NOTAS AL MARGEN
David Fernández
Un milagro por Navidad: salvemos al país
La sacralidad de las formas y ritos infunde confianza, visualiza lo invisible, escenifica el poder. Lo sabe la Iglesia, lo sabe la corona británica y lo sabe la administración de justicia. Cierta teatralización da verosimilitud y caracteriza la superioridad de algo tan increíble como la existencia de un Dios hecho hombre, de un rey o de un juez. Ayuda a perdonar en su naturaleza humana, debilidades y flaquezas. La autoridad precisa su máscara, su artificio, su simbología para sostenerse. Somos creyentes, súbditos y justiciables por lo que representan una cruz, una corona, una balanza sostenida a ciegas. Las creencias a su vez idealizan lo que creemos ser: ciudadanos ejemplares que nos concedemos la fe en un ser superior, la administración de un buen monarca o la administración de la justicia por un sabio. Cuando la sociedad descubre la vulnerabilidad que entraña tanta confianza cuestiona, sin cuestionarse a sí misma, los seres superiores que ha creado. Por eso le es tan fácil caer en la superchería, en la mediocridad de los políticos y en la negación de los jueces. Cambian quienes ostentan el poder, pero no los que los elegimos.

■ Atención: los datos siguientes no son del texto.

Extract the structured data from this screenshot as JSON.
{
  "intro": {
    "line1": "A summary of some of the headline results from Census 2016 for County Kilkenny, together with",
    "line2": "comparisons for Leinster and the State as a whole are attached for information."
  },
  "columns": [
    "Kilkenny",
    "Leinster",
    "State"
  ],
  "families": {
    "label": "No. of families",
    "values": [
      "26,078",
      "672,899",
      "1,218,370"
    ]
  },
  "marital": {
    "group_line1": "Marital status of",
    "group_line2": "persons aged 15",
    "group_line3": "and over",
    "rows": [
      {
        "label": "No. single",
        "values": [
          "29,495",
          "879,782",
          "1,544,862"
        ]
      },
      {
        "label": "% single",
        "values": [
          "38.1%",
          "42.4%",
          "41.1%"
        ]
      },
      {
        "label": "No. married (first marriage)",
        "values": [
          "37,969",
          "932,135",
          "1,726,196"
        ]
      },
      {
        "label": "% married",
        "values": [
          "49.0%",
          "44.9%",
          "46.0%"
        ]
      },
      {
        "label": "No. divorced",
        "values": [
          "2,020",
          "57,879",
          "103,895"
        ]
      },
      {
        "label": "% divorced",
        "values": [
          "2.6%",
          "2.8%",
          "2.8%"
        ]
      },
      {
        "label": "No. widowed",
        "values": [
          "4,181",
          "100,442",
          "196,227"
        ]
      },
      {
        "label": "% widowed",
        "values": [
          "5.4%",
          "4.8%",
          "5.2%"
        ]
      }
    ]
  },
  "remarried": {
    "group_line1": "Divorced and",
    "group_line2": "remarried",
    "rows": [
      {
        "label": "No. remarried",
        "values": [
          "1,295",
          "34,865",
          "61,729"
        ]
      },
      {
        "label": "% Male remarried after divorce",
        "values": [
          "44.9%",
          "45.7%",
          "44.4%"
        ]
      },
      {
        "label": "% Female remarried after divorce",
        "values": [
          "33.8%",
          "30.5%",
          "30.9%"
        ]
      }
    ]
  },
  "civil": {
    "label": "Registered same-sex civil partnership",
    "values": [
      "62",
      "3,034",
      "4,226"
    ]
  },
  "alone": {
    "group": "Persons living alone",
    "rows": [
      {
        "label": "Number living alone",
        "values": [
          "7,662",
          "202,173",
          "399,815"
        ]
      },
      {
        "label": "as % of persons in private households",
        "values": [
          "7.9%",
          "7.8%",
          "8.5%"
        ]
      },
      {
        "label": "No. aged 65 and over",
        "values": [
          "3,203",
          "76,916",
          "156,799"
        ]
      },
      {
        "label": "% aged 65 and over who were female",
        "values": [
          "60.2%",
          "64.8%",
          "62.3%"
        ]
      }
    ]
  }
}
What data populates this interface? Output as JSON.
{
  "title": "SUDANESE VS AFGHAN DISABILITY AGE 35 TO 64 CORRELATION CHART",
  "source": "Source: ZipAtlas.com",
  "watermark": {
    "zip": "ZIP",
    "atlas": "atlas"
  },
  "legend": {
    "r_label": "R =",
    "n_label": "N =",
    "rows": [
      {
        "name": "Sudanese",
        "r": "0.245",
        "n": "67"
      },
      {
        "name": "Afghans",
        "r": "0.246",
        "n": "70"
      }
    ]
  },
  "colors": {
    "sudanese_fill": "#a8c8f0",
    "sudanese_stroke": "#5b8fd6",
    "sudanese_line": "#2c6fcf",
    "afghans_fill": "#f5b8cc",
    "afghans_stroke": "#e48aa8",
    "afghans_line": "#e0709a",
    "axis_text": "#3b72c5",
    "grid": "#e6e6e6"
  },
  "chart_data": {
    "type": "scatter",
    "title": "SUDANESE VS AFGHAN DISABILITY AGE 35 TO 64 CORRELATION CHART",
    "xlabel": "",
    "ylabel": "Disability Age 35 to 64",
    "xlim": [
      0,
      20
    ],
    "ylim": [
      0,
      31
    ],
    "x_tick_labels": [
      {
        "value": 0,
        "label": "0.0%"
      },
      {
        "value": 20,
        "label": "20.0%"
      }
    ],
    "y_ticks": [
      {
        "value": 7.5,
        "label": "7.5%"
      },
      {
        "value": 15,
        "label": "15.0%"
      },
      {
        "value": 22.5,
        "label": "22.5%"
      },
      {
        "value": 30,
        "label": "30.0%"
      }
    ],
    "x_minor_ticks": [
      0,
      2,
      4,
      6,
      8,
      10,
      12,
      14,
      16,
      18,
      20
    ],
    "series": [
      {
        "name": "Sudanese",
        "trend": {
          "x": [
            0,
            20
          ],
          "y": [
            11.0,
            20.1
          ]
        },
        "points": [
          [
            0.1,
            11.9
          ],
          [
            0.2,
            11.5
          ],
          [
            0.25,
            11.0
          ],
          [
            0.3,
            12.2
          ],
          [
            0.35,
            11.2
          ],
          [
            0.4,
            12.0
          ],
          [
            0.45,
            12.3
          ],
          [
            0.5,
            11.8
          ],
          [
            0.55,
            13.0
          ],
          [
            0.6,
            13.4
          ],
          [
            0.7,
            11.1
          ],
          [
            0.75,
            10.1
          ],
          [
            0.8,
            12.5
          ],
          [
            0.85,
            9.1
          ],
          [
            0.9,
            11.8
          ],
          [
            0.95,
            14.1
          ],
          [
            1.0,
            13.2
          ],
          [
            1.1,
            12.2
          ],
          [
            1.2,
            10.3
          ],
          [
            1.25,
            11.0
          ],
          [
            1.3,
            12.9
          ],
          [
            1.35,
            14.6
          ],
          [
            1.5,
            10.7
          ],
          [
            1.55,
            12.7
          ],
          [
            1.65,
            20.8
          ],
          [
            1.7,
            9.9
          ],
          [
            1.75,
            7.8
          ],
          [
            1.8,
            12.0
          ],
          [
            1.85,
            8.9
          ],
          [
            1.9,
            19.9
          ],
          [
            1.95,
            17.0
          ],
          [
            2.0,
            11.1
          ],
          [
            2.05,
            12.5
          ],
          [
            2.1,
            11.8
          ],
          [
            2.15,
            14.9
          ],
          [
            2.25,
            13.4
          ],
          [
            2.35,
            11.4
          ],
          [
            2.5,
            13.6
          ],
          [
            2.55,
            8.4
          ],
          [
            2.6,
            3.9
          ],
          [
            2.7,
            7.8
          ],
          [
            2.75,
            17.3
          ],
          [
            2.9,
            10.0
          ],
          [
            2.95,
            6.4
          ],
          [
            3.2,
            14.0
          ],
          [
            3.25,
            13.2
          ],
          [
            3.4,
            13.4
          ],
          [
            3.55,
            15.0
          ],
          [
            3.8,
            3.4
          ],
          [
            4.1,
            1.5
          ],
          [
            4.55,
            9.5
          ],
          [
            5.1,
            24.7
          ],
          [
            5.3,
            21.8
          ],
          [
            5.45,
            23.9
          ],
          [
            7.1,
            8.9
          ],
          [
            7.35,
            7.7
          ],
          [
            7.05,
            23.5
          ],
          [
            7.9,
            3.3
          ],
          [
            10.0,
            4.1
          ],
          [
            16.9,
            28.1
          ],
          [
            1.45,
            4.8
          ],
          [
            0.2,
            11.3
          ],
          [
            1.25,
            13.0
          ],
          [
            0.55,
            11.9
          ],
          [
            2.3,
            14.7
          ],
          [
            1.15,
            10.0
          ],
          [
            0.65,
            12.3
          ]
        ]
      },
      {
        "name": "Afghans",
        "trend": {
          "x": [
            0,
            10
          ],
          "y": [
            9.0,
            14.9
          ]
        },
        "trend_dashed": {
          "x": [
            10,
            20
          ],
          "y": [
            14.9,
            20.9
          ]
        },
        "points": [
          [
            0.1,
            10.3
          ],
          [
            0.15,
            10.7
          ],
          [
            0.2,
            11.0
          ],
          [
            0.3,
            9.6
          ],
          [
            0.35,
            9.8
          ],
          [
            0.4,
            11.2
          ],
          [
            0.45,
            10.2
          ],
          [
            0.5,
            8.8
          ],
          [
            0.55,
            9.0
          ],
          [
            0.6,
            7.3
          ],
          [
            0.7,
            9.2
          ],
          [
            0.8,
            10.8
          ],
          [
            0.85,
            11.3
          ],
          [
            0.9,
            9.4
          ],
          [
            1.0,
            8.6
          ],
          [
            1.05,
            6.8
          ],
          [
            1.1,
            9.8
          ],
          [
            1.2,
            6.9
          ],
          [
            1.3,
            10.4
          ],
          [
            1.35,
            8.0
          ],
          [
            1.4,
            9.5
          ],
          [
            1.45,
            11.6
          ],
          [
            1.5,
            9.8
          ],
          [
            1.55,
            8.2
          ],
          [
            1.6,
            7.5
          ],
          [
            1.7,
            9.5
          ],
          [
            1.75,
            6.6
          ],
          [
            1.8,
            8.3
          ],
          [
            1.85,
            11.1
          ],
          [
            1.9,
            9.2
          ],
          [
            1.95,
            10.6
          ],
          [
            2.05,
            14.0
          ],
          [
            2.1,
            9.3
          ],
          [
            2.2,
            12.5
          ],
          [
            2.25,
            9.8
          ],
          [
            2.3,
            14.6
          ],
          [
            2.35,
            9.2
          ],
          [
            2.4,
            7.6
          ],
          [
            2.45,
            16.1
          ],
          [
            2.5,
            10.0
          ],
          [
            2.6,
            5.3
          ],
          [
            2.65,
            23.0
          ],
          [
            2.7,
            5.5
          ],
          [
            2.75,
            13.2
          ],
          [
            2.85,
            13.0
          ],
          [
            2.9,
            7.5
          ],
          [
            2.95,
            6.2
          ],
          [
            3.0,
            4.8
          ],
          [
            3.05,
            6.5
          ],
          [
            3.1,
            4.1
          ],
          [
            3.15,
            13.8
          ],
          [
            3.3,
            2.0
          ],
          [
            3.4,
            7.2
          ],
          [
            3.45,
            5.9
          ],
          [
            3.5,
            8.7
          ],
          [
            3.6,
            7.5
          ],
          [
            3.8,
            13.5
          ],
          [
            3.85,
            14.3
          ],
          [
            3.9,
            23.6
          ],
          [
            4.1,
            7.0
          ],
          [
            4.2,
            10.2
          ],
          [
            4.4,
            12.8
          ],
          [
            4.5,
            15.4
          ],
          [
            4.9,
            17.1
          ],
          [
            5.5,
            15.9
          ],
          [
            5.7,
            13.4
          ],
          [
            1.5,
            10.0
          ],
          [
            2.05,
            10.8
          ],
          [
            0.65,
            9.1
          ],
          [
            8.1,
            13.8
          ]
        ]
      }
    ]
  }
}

Sólo el disfraz (la ejemplaridad cada vez menos) sostiene esos edificios anacrónicos, contradictorios, misteriosos. Una Iglesia que predica el amor y la caridad desde su fundación pero que sobrevive gracias a su adaptación a los tiempos; una monarquía que reina sin reinar o unos magistrados sometidos al imperio de una ley no siempre justa. Cuando se desnudan, si los que encarnan el poder no son ejemplares, sólo quedan las flaquezas. No hay nada más triste que un cura sin fe, un rey débil y desnudo o un juez ignorante, torcido.
Los jueces tienen un disfraz sobrio, prudente, como manda su cometido. Una vestidura negra con un encaje (que es lo que tienen que hacer en la mayoría de sus sentencias) en los puños. La apertura del año judicial desborda esa contención, convierte la ceremonia en un desfile de placas, cruces, vuelillos y condecoraciones; de impostura.
Los discursos solemnes se han convertido en un disfraz más. Pero la voz, la verdadera voz ejemplar de los jueces es una voz callada y firme. Está y estará en sus sentencias, que es su particular forma de ser ejemplares. La que les otorga su autoridad y prestigio. La que es fruto del conocimiento. La que calla a las demás voces y tiene la última palabra. O no. De ellos depende.